Dr. Choti secured funding for Eden to create a navigation and community outreach program specifically for patients with GI cancers. For the following eleven and half years, she served by the side of the surgeon who had saved her life, providing education, empathy, guidance, and hope to patients whose challenges she understood all too well. Eden developed a reputation within the Hopkins Medicine community as a “go-to” for all things GI cancer. 
Meanwhile, she stepped up to serve on the board of the Ulman Foundation (then still known as the Ulman Cancer Fund for Young Adults), and built her own family by way of marriage and adoption, as cancer had stolen her ability to carry children. When Dr. Choti took on a leadership appointment at a different hospital, Eden remained dedicated to Hopkins and has served in several different capacities since, with a common thread of helping individuals navigate life with cancer. As her life and career took twists and turns, the one thing that never shifted is Eden’s commitment to folks living with colorectal and related cancers. Quantifying the number of cancer patients and survivors Eden has supported would be nearly impossible. To this day, even though she now serves breast cancer patients in her official role, Eden remains on speed dial for a vast network of people — including Doug Ulman — who work in the cancer space, when they learn of a GI cancer-related need. 
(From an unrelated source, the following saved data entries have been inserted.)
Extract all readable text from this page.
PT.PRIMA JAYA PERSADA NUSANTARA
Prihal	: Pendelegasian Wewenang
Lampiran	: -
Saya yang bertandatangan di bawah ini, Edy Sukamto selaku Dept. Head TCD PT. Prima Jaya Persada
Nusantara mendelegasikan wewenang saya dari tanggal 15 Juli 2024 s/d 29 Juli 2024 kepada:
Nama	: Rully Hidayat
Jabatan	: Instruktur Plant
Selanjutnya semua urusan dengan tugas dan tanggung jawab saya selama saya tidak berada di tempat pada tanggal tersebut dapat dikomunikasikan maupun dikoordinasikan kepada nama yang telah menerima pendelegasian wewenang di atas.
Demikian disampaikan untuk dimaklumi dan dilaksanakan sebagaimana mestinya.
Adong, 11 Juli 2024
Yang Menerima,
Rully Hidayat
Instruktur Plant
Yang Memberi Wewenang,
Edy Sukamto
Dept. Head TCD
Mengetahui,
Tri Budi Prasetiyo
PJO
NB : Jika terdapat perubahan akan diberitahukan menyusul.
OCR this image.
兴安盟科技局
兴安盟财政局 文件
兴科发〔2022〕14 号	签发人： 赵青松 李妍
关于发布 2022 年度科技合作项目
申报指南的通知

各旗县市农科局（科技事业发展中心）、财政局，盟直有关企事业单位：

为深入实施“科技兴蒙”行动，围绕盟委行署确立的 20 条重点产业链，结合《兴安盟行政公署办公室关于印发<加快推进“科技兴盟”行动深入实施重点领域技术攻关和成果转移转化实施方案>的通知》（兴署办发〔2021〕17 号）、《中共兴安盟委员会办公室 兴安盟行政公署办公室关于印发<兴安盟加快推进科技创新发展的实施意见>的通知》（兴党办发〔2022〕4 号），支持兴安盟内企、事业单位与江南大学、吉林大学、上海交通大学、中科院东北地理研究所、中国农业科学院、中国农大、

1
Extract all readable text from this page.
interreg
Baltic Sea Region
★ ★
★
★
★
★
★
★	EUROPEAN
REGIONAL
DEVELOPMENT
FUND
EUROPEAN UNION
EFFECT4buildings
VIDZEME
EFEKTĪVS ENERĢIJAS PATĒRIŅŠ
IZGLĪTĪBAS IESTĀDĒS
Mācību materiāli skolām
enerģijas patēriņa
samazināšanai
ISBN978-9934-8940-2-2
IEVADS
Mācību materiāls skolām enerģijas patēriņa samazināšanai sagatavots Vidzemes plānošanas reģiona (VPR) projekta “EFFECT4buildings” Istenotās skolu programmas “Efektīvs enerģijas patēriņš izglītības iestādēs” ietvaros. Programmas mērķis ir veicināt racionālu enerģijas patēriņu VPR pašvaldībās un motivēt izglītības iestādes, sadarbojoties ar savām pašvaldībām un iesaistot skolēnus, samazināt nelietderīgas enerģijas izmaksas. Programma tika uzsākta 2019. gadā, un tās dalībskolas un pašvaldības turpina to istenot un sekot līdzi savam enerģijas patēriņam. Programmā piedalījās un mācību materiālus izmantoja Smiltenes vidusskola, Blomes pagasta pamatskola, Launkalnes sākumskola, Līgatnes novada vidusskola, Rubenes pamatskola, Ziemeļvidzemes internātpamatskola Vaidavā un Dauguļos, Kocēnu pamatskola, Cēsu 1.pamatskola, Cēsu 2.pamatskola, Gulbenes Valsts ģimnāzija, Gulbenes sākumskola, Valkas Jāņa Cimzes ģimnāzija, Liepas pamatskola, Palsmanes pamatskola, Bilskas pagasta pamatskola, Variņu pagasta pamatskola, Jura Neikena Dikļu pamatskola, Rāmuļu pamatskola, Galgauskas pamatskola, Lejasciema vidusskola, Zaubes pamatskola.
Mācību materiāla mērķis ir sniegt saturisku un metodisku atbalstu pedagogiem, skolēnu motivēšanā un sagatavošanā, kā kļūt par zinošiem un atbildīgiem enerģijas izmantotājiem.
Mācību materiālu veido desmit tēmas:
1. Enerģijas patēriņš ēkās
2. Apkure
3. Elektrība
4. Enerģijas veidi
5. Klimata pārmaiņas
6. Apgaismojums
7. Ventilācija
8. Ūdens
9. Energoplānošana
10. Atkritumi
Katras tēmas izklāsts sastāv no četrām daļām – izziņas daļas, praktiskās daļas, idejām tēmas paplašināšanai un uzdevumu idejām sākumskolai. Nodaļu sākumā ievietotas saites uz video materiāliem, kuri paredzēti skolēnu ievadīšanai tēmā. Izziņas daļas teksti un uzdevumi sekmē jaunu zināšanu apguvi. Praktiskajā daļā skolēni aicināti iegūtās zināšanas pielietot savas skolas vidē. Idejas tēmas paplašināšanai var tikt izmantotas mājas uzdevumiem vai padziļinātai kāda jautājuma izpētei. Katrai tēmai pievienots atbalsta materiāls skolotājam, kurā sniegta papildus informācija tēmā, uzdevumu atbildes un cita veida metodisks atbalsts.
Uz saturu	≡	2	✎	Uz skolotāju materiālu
As it happens, those needs have unfortunately been growing in recent years. Based on recent reporting from Yale Medicine, colorectal cancer is on the rise in young adults and has been for years. The American Cancer Society reported in 2018 that the risk of colon cancer for people in their early 30s has doubled since the 1950s, and it has quadrupled for rectal cancer. The reason for the rise remains mysterious, but there is no doubt that people experiencing suspicious changes in bowel movements or rectal bleeding should visit a doctor and have an exam, and a colonoscopy if advised. 
With rising rates of diagnoses in young adults, and her daily work keeping cancer constantly on Eden’s mind, she is always seeking new ways to help. As she started to approach the milestone of 25 years since her diagnosis, Eden was also paying close attention to the ways Ulman House was helping young patients. When she toured the facility and learned that one space in particular hadn’t yet been dedicated to a donor, she brought an idea to her mom, Lynda — a way to honor both of their experiences as cancer survivors, as well as the life of her late father which late term effects of cancer treatment claimed, and to add to Ulman’s patient navigation efforts. The result of a few conversations was a generous joint family gift, and the naming of the Stotsky Patient Navigation Room. It is a private, quiet, and inviting space at Ulman House, designed by Diana Ulman for important conversations among patients and patient navigators, and it will be officially dedicated this spring. 
While every dedication is incredibly special, this one in particular will have a deep resonance for Eden and the Ulman family. It reflects a reach of impact which could never have been anticipated, all resulting from the courage of one cancer survivor to offer help, and the courage of another to ask for and accept it.